Ceci fait, le JCPOA a néanmoins continué sa route, clopin-clopant, avec l’allure d’une bête blessée, reproche vivant à ceux qui l’avaient quitté. Les Iraniens ont d’abord veillé à en respecter scrupuleusement les termes, ce qu’ont attesté les rapports trimestriels des inspecteurs de l’Agence internationale de l’énergie atomique (AIEA). Et ceci malgré l’incapacité des Européens, des Russes et des Chinois à les récompenser par des échanges commerciaux réguliers. L’action dissuasive des sanctions américaines, l’empire du dollar sur les règlements en devises, ont en effet découragé les entreprises susceptibles de travailler avec l’Iran.

Les choix transgressifs de l’Iran

Déjà en mai 2019, un an après sa sortie de l’Accord, l’Administration américaine, ne voyant aucun fléchissement du côté de Téhéran, portait un premier coup à l’architecture de l’Accord de Vienne. Elle met fin alors aux dérogations qui permettaient à l’Iran d’exporter ses productions d’uranium légèrement enrichi et d’eau lourde lorsque les stocks accumulés dépassaient les limites posées par l’Accord. Ces plafonds avaient été mis en place pour empêcher l’Iran de constituer des provisions importantes de deux matières pouvant contribuer à la production de l’arme nucléaire. Dès lors, l’Iran n’a d’autre choix, pour respecter le plafond de 300 kilogrammes d’uranium légèrement enrichi, en vérité le plus critique en termes de prolifération, que d’arrêter tout ou partie de ses centrifugeuses, ou encore de rediluer son uranium légèrement enrichi au fur et à mesure de sa production. Mais il choisit une troisième voie, transgressive celle-là, en s’affranchissant de ce plafond, et donc en accumulant progressivement un stock d’uranium enrichi qui à ce jour, au bout d’un an, a été multiplié par huit. L’Iran précise toutefois qu’il n’a pas l’intention de sortir de l’Accord de Vienne et qu’il reviendra à une stricte application de l’accord dès que les autres parties lui permettront d’en tirer les bénéfices attendus. Et pour faire pression sur ses partenaires, toujours impuissants à contrer les menées de Washington, il donne de deux mois en deux mois de nouveaux coups de canif au JCPOA : franchissement du taux d’enrichissement maximal de l’uranium autorisé par l’Accord, qui passe de 3,67% à 4,5%, reprise des activités de recherche et de développement pour la mise au point de centrifugeuses plus performantes, relance de l’enrichissement sur le site souterrain de Fordo, que l’Accord de Vienne avait mis en sommeil. Le JCPOA semble alors à l’agonie.

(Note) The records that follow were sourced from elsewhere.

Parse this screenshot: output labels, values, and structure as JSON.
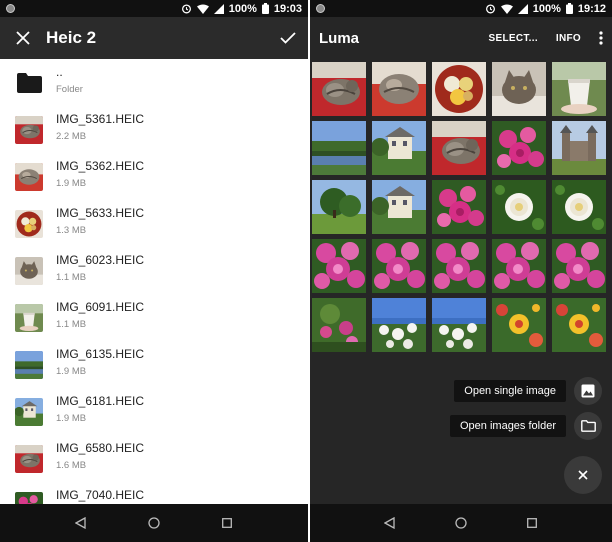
{
  "left": {
    "status": {
      "battery": "100%",
      "time": "19:03"
    },
    "appbar": {
      "title": "Heic 2"
    },
    "parent": {
      "name": "..",
      "type": "Folder"
    },
    "files": [
      {
        "name": "IMG_5361.HEIC",
        "size": "2.2 MB",
        "thumb": "cat-red"
      },
      {
        "name": "IMG_5362.HEIC",
        "size": "1.9 MB",
        "thumb": "cat-sleep"
      },
      {
        "name": "IMG_5633.HEIC",
        "size": "1.3 MB",
        "thumb": "fruit"
      },
      {
        "name": "IMG_6023.HEIC",
        "size": "1.1 MB",
        "thumb": "cat-face"
      },
      {
        "name": "IMG_6091.HEIC",
        "size": "1.1 MB",
        "thumb": "cup"
      },
      {
        "name": "IMG_6135.HEIC",
        "size": "1.9 MB",
        "thumb": "lake"
      },
      {
        "name": "IMG_6181.HEIC",
        "size": "1.9 MB",
        "thumb": "house"
      },
      {
        "name": "IMG_6580.HEIC",
        "size": "1.6 MB",
        "thumb": "cat-red"
      },
      {
        "name": "IMG_7040.HEIC",
        "size": "",
        "thumb": "pink"
      }
    ]
  },
  "right": {
    "status": {
      "battery": "100%",
      "time": "19:12"
    },
    "appbar": {
      "title": "Luma",
      "select": "SELECT...",
      "info": "INFO"
    },
    "grid": [
      "cat-red",
      "cat-sleep",
      "fruit",
      "cat-face",
      "cup",
      "lake",
      "house",
      "cat-red",
      "pink",
      "castle",
      "tree",
      "house",
      "pink",
      "white-rose",
      "white-rose",
      "peony",
      "peony",
      "peony",
      "peony",
      "peony",
      "garden",
      "blue-flowers",
      "blue-flowers",
      "yellow",
      "yellow"
    ],
    "fab": {
      "single": "Open single image",
      "folder": "Open images folder"
    }
  },
  "colors": {
    "appbar": "#2b2b2b",
    "dark_bg": "#262626",
    "fab": "#3a3a3a",
    "label_bg": "#121212"
  }
}
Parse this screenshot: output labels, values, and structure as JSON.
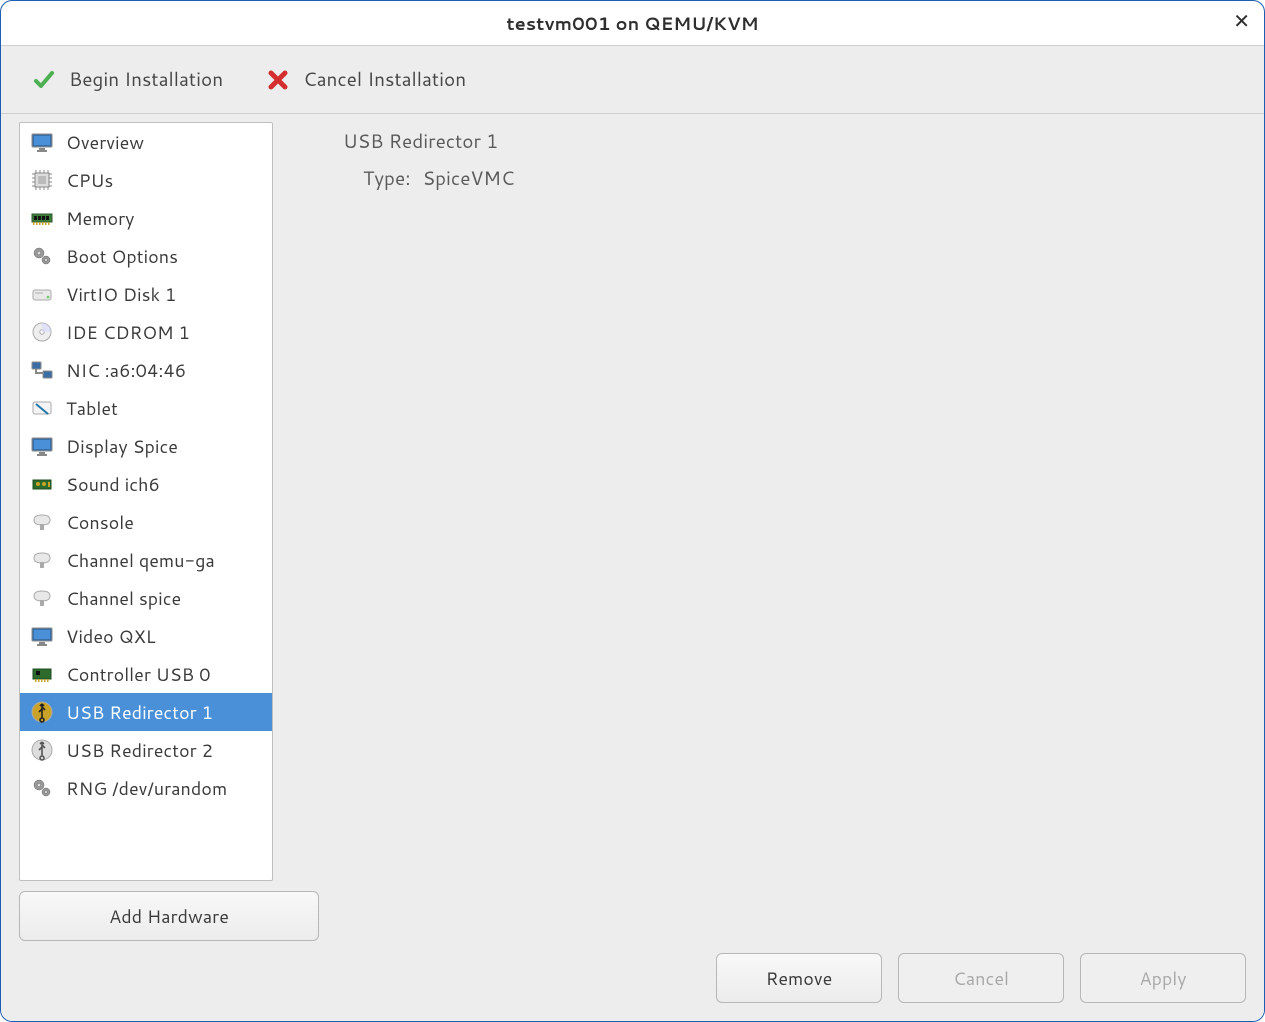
{
  "title": "testvm001 on QEMU/KVM",
  "toolbar": {
    "begin_label": "Begin Installation",
    "cancel_label": "Cancel Installation"
  },
  "sidebar": {
    "items": [
      {
        "icon": "monitor",
        "label": "Overview"
      },
      {
        "icon": "cpu",
        "label": "CPUs"
      },
      {
        "icon": "memory",
        "label": "Memory"
      },
      {
        "icon": "gears",
        "label": "Boot Options"
      },
      {
        "icon": "disk",
        "label": "VirtIO Disk 1"
      },
      {
        "icon": "cdrom",
        "label": "IDE CDROM 1"
      },
      {
        "icon": "nic",
        "label": "NIC :a6:04:46"
      },
      {
        "icon": "tablet",
        "label": "Tablet"
      },
      {
        "icon": "monitor",
        "label": "Display Spice"
      },
      {
        "icon": "sound",
        "label": "Sound ich6"
      },
      {
        "icon": "serial",
        "label": "Console"
      },
      {
        "icon": "serial",
        "label": "Channel qemu-ga"
      },
      {
        "icon": "serial",
        "label": "Channel spice"
      },
      {
        "icon": "monitor",
        "label": "Video QXL"
      },
      {
        "icon": "pci",
        "label": "Controller USB 0"
      },
      {
        "icon": "usb",
        "label": "USB Redirector 1"
      },
      {
        "icon": "usb",
        "label": "USB Redirector 2"
      },
      {
        "icon": "gears",
        "label": "RNG /dev/urandom"
      }
    ],
    "selected_index": 15
  },
  "detail": {
    "title": "USB Redirector 1",
    "type_label": "Type:",
    "type_value": "SpiceVMC"
  },
  "buttons": {
    "add_hardware": "Add Hardware",
    "remove": "Remove",
    "cancel": "Cancel",
    "apply": "Apply"
  },
  "colors": {
    "selection": "#4a90d9",
    "window_border": "#1a5fb4",
    "chrome_bg": "#ededed"
  }
}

Une entourloupe à l’horizon

Mais en avril dernier, le Secrétaire d’État Mike Pompeo redonne du grain à moudre aux soutiens de l’Accord par une nouvelle provocation. Il déclare en effet vouloir absolument empêcher que soit prochainement levé l’embargo sur les ventes d’armes à l’Iran instauré par le Conseil de sécurité antérieurement à la conclusion du JCPOA, et que le Conseil s’était engagé par sa résolution de juillet 2015 à abolir en octobre 2020. Il annonce donc que les États-Unis vont prochainement présenter au Conseil un projet de résolution visant à prolonger indéfiniment ces sanctions. Il annonce surtout qu’au cas où cette résolution serait rejetée -- hypothèse fort probable en raison notamment du soutien à l’Iran de la Russie et de la Chine, détentrices du droit de veto --, il n’hésiterait pas à faire jouer la clause dite de snap-back, contenue dans la résolution de juillet 2015, permettant à tout participant au JCPOA de rétablir par son seul vote tout ou partie des sanctions de l’ONU précédemment infligées à l’Iran.

Le raisonnement fait alors scandale. Il s’appuie en effet sur une entourloupe juridique, la résolution de juillet 2015 ne précisant pas expressément qu’un pays désigné comme « participant » au JCPOA, en l’occurrence les États-Unis, cesserait de l’être au moment où il se retirerait de l’Accord. La manœuvre paraît indigne d’un pays sérieux. Pourrait-elle néanmoins réussir ? Assistera-t-on à une révolte de tout ou partie des membres du Conseil de sécurité ? L’on en saura plus dans les semaines ou les mois à venir.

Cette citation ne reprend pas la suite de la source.